Article activity feed

  1. eLife assessment

    This study convincingly demonstrates that the splicing factor SRSF1 can be solubilized in the presence of short RS or ER-containing peptides, and uses this discovery to determine the solution NMR structure of SRSF1, as well as to map its interactions with RS peptides. These findings are important in that SR proteins are key regulators of alternative splicing but their study has been greatly hampered by their low solubility. The development of a general method that allows the structural and biochemical analysis of SR proteins in solution will have broad applications.

  2. Reviewer #1 (Public Review):

    The manuscript seeks to address a major limitation in the study of SFRS1, a critical and well-studied alternative splicing factor. Specifically, this protein is insoluble at high concentrations due to liquid phase separation driven by the RS domain. This work tests the hypothesis that short RS repeat peptides might compete with intermolecular interactions that drive phase separation, thus solubilizing the protein sufficiently for biochemical and structural studies. The data convincingly show that short peptides with RS, ER, or DR repeats can render recombinant SRSF1 soluble. Moreover, the authors present well-resolved and assignable NMR spectra of SRSF1 dissolved with RS8 as a co-solute. Finally, the authors use paramagnetic relaxation enhancement experiments to map interactions between RS8 and SFRS1, which suggests that the interactions are driven by a combination of ionic interactions between arginine and acidic side chains, and pi-stacking interactions with surface-exposed hydrophobic residues.

    The second aspect of this study seeks to identify features of proteins that make them more likely to undergo phase separations. Specifically, the authors use a bioinformatics approach to correlate the presence of RS repeats with the identity of proteins in three available databases of phase-separated material. In addition, the authors use molecular modeling and software tools to predict additional RRM domains that might prone to phase separation by looking specifically for those that are enriched in acidic amino acids with neighboring hydrophobics. These analyses are less convincing -the fold enrichment is small, the sample size decreases by a large amount with increasing repeat length, and it is not clear that the statistical tests performed correctly for multiple hypothesis testing. Moreover, the predictions of the model derived from the computational analyses have not been explicitly tested.

    All told, the NMR and PRE data are convincing and the use of short RS, ER, and DR peptides as a co-solute for insoluble SR-domain proteins is novel and clever, but the computational analyses are incomplete and potentially over-interpreted.
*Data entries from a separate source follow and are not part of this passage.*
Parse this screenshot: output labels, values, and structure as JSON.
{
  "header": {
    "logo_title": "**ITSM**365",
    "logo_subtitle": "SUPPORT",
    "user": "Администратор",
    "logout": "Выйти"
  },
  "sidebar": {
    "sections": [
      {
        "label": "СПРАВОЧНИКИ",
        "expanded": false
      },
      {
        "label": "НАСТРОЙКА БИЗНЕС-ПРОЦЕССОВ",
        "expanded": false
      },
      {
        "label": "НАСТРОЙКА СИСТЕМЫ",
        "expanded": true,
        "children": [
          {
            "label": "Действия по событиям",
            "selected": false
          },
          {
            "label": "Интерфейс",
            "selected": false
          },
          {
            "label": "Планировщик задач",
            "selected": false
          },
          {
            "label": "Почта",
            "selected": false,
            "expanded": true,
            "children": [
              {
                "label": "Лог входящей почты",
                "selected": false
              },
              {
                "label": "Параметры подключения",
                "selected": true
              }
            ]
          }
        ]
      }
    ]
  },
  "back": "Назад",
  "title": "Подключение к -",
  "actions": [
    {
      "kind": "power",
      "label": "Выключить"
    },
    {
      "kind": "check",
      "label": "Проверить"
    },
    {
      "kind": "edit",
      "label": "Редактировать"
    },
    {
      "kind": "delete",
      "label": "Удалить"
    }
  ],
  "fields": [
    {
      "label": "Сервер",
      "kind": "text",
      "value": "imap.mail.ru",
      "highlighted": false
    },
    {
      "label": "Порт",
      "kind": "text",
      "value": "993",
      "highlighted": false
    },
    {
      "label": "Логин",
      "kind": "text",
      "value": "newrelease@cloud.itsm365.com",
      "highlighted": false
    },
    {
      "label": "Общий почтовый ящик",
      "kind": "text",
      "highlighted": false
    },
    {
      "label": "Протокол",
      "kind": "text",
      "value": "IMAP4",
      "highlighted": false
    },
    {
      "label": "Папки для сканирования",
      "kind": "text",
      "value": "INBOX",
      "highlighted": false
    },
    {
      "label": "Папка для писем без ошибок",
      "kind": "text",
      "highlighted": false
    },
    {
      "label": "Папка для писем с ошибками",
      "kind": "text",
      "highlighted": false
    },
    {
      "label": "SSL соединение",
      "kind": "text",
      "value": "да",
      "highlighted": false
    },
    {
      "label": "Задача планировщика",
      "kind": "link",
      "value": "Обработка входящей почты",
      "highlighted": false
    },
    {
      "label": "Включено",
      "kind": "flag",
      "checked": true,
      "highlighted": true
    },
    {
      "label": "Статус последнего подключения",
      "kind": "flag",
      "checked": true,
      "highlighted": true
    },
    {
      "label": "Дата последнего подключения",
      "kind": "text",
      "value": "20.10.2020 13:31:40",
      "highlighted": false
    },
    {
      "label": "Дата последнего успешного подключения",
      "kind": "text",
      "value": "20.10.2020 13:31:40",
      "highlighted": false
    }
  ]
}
  3. Reviewer #2 (Public Review):

    This manuscript describes several general findings that are relevant to multiple fields. First, using bioinformatic sequence analysis the authors show that RNA Recognition Motif (RRM)-containing proteins often contain a domain with a specific amino acid repeat sequence (Arg-Ser, or RS) that is enriched in proteins that form condensates. With this understanding, the authors sought to use high concentrations of Arg in buffers in an attempt to solubilize an RRM-containing protein that has a C-terminal "RS" repeat region (SRSF1) for NMR structural studies. The high salt content of these samples is not ideal for NMR studies; however, the authors found that small peptides that mimic the RS sequence within SRSF1 can enhance the solubility of SRSF1 with more favorable conditions for NMR. Using paramagnetic relaxation enhancement (PRE) NMR, the authors show that an 8 amino acid RS peptide (RS8) interacts with one of the RRM domains in SRSF1, and the addition of RS8 does not abolish inter- and intra-molecular SRSF1 interactions. PRE NMR-based structure calculations provide a visual assessment of the potential interactions between RS8 and SRSF1. Finally, the authors performed bioinformatic and structural analysis of RRM domains, which was facilitated by AlphaFold-calculated structures, and found that surface-exposed aromatic sequence features appear to be conserved among phase-separating RRM domains.
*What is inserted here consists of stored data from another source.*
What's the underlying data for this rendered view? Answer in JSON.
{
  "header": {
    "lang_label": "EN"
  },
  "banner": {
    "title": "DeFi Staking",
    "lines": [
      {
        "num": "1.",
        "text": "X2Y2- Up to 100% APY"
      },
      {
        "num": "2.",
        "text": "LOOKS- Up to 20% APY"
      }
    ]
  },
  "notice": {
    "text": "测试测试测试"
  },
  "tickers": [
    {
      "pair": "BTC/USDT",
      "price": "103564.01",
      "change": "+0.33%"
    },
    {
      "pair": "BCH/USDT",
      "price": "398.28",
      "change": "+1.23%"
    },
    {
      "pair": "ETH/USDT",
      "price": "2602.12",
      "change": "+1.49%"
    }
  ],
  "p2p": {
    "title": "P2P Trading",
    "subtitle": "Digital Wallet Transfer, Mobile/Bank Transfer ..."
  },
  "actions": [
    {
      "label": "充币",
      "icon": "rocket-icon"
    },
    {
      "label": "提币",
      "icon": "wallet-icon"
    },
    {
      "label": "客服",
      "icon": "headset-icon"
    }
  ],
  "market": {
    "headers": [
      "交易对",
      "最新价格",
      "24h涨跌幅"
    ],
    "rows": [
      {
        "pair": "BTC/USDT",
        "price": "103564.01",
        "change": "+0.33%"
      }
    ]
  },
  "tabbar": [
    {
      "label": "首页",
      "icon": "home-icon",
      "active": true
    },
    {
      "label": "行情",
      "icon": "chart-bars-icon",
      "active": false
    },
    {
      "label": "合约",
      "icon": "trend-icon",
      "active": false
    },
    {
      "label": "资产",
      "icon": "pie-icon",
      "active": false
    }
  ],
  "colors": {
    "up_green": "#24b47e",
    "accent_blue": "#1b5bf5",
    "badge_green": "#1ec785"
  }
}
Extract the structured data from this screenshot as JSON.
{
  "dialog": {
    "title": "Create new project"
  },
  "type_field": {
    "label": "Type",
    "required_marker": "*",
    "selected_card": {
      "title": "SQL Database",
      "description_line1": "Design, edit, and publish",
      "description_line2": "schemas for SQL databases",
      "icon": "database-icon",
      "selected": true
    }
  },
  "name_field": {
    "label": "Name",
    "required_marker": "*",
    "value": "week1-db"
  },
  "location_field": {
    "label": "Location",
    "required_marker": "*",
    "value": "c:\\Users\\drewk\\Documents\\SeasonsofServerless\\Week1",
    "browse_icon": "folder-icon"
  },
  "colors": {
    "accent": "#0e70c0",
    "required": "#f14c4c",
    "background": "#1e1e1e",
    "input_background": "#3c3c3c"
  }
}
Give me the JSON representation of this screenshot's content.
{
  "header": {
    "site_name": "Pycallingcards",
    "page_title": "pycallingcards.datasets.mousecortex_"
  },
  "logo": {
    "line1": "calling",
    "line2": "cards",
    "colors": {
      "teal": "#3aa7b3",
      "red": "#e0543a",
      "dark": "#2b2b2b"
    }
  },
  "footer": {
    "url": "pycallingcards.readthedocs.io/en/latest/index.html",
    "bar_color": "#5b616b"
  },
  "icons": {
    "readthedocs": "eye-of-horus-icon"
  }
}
    Strengths of the work include the rigorous approach and the impact that solubilizing repeat peptides could have across many different biological fields where structural data on phase-separating proteins is difficult to obtain. The finding that the RS8 peptide can increase SRSF1 solubility and enable high-resolution NMR analysis should inspire other NMR experimentalists to seek out similar peptide-stabilizing co-solutes for their systems. The bioinformatic analysis that indicates surface-exposed aromatic residues are enriched in RRM domains involved in phase separation provides reasonable hypotheses, which are not directly tested using experimental approaches here but lay the foundation for studies that could be tested in future work and should be generally informative to other researchers interested in RNA-binding proteins.